We believe the court’s ruling in Cashman establishes the ground upon which much of Workers’ Compensation law has settled and has stood the tests of time. We, therefore, dismiss the respondent-appellant’s appeal.

Commissioners George A. Waldron and Ernie R. Walker concur.

1 At one point in these proceedings the respondent-appellant requested that the issue presented for review be reserved by this tribunal to the Appellate Court pursuant to § 31-324. We have declined this opportunity to frame the issue presented for review in the form of a question reserved for consideration by the Appellate Court. We decline to exercise our discretion to reserve such questions because we do not believe that the issue before us today satisfies the statutory criteria set out in § 31-324. Sec. 31-324 provides in pertinent part:

When, in any case arising under the provisions of this chapter, the Compensation Review Board is of the opinion that the decision involves principles of law which are not free from reasonable doubt and which public interest requires shall be determined by the Appellate Court, in order that a definite rule be established applicable to future cases, said Compensation Review Board may, on its own motion and without any agreement or act of the parties or their counsel, reserve such case for the opinion of the Appellate Court.(emphasis ours).

Given that the appellant seeks to overturn long established precedent directly on point to the issue at hand, we cannot say that the instant matter involves a principle of law which is not free from reasonable doubt. Quite the contrary exists here. The instant matter presents an issue where the application of existing precedent compels a certain result. We therefore have elected not to exercise our powers under § 31-324. BACK TO TEXT

2 Earlier codification of 31-275(1)(D).

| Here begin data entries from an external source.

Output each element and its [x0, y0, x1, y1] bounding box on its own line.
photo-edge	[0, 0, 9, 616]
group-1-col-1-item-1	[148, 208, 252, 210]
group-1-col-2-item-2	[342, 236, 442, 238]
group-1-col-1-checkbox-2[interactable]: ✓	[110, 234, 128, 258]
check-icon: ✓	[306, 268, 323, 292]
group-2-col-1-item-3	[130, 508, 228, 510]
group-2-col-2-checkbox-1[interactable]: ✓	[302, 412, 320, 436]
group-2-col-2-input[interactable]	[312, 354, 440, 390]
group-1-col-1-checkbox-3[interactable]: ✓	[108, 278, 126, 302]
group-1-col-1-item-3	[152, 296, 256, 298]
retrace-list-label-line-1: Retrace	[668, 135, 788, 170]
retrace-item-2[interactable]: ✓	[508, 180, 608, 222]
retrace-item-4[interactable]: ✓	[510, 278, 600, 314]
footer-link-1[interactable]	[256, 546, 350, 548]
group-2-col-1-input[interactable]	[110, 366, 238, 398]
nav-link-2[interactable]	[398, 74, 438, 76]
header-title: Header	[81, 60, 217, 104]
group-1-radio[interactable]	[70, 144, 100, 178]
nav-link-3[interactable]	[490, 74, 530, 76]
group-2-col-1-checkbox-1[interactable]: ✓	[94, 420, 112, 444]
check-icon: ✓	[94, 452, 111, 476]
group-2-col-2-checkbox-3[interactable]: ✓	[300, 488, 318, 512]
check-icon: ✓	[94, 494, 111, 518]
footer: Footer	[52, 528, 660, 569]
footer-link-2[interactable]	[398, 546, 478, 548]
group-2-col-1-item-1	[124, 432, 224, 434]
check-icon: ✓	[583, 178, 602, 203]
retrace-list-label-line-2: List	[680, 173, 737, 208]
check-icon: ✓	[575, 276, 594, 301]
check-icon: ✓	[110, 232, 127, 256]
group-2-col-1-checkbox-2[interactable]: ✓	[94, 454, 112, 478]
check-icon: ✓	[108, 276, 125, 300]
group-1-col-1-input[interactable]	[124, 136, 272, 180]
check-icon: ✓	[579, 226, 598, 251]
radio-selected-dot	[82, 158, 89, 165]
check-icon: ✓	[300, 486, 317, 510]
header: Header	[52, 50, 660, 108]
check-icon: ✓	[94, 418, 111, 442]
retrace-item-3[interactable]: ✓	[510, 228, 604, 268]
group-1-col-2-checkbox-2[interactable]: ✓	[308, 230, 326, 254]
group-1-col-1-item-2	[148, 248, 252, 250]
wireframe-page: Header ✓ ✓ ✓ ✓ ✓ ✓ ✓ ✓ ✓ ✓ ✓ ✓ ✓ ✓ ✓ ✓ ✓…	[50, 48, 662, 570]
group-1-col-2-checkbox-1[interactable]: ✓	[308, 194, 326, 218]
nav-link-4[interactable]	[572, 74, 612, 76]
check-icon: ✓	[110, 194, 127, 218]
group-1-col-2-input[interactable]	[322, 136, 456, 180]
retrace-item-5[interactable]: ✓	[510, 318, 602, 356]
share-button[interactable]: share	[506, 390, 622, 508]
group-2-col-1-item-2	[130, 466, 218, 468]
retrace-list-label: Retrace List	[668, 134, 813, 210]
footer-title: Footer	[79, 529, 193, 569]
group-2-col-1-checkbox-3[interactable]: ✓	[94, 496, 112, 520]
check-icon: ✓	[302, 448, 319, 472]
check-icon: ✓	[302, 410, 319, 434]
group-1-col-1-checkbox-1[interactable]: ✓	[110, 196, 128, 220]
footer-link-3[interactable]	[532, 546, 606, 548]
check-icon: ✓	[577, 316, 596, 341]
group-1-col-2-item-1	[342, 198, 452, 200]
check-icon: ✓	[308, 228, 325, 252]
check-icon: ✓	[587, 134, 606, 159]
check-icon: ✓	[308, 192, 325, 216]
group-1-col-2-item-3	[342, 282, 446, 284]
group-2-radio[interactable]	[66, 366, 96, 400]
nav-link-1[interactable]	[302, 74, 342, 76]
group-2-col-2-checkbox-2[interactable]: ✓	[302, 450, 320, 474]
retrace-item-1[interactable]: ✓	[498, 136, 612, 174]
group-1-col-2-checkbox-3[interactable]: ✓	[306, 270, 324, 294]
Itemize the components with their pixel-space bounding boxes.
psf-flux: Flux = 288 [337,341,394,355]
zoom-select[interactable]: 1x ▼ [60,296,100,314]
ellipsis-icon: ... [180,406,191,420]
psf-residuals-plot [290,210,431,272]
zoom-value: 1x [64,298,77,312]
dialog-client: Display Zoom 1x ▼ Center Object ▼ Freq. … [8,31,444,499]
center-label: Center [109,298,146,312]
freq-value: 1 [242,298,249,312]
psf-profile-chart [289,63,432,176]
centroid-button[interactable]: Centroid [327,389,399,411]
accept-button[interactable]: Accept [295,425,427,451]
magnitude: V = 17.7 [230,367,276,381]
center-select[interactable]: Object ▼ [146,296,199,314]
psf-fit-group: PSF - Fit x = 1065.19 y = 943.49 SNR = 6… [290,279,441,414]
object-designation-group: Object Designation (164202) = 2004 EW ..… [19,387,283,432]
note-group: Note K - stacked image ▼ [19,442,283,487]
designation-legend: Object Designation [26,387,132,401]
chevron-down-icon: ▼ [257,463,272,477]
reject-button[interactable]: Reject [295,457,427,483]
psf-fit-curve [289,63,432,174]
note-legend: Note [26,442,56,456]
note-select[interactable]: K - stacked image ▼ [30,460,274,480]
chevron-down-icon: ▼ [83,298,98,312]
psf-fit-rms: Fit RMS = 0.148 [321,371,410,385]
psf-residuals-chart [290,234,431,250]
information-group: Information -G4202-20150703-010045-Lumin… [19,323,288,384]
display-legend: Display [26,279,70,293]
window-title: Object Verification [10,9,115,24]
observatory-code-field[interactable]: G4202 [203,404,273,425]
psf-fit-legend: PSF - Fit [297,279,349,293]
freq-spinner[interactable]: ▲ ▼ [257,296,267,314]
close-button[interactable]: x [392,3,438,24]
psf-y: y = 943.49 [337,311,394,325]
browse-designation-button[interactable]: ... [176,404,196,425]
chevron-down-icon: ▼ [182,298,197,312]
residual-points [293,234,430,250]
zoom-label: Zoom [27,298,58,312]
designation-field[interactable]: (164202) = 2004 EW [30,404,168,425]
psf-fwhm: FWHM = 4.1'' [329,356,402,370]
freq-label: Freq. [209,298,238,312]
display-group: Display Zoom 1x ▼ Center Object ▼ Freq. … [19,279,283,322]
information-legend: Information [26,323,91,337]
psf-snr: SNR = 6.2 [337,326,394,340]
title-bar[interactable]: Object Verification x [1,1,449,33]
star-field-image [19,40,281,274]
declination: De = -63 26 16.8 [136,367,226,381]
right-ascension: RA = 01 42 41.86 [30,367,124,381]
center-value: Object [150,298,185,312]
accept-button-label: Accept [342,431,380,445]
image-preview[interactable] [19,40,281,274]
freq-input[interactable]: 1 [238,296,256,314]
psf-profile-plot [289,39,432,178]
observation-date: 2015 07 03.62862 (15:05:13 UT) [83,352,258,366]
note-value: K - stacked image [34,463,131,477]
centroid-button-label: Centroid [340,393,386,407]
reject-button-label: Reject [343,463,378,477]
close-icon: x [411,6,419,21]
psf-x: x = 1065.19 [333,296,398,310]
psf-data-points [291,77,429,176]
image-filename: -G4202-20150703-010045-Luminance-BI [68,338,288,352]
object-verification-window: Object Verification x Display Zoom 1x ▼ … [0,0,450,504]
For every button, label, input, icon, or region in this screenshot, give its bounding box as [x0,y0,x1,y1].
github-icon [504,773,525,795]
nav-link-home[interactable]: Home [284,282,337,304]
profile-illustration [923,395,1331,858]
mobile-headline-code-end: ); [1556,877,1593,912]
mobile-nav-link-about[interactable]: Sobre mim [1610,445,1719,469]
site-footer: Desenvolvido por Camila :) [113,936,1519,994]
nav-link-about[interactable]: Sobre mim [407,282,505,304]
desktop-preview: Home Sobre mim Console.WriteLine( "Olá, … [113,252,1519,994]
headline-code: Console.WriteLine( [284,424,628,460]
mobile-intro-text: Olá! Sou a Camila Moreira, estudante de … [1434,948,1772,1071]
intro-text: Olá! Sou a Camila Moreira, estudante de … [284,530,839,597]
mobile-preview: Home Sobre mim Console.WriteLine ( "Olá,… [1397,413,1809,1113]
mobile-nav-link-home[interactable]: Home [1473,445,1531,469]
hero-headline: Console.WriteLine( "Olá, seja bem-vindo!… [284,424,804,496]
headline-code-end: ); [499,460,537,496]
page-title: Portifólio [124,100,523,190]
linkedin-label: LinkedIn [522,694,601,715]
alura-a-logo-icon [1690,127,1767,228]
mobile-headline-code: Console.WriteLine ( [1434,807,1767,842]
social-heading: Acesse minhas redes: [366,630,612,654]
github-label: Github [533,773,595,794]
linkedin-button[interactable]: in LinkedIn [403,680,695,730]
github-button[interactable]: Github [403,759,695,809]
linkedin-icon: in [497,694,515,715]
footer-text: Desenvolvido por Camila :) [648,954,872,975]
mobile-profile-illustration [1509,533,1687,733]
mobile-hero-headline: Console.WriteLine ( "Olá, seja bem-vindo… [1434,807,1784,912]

BACK TO TEXT

3 See Public Act 91-32 § 1. BACK TO TEXT

4 To remedy that situation this state adopted second injury fund legislation in 1945. Public Acts 1945, No. 188. The present statutory provisions, General Statutes 31-349 to 31-355, are the product of considerable evolution. Originally, only employees who had previously incurred “permanent partial incapacity by means of the total loss of, or the total loss of use of, one hand, one arm, one foot, one leg or one eye, or the reduction of sight in one eye to one-tenth or less of normal vision with glasses,” had recourse to the second injury fund. Public Acts 1945, No. 188. In 1959 the General Assembly deleted all reference to specific disabilities, so that the second injury fund statute applied to any employee with a previously incurred “permanent partial incapacity.” Public Acts 1959, No. 580.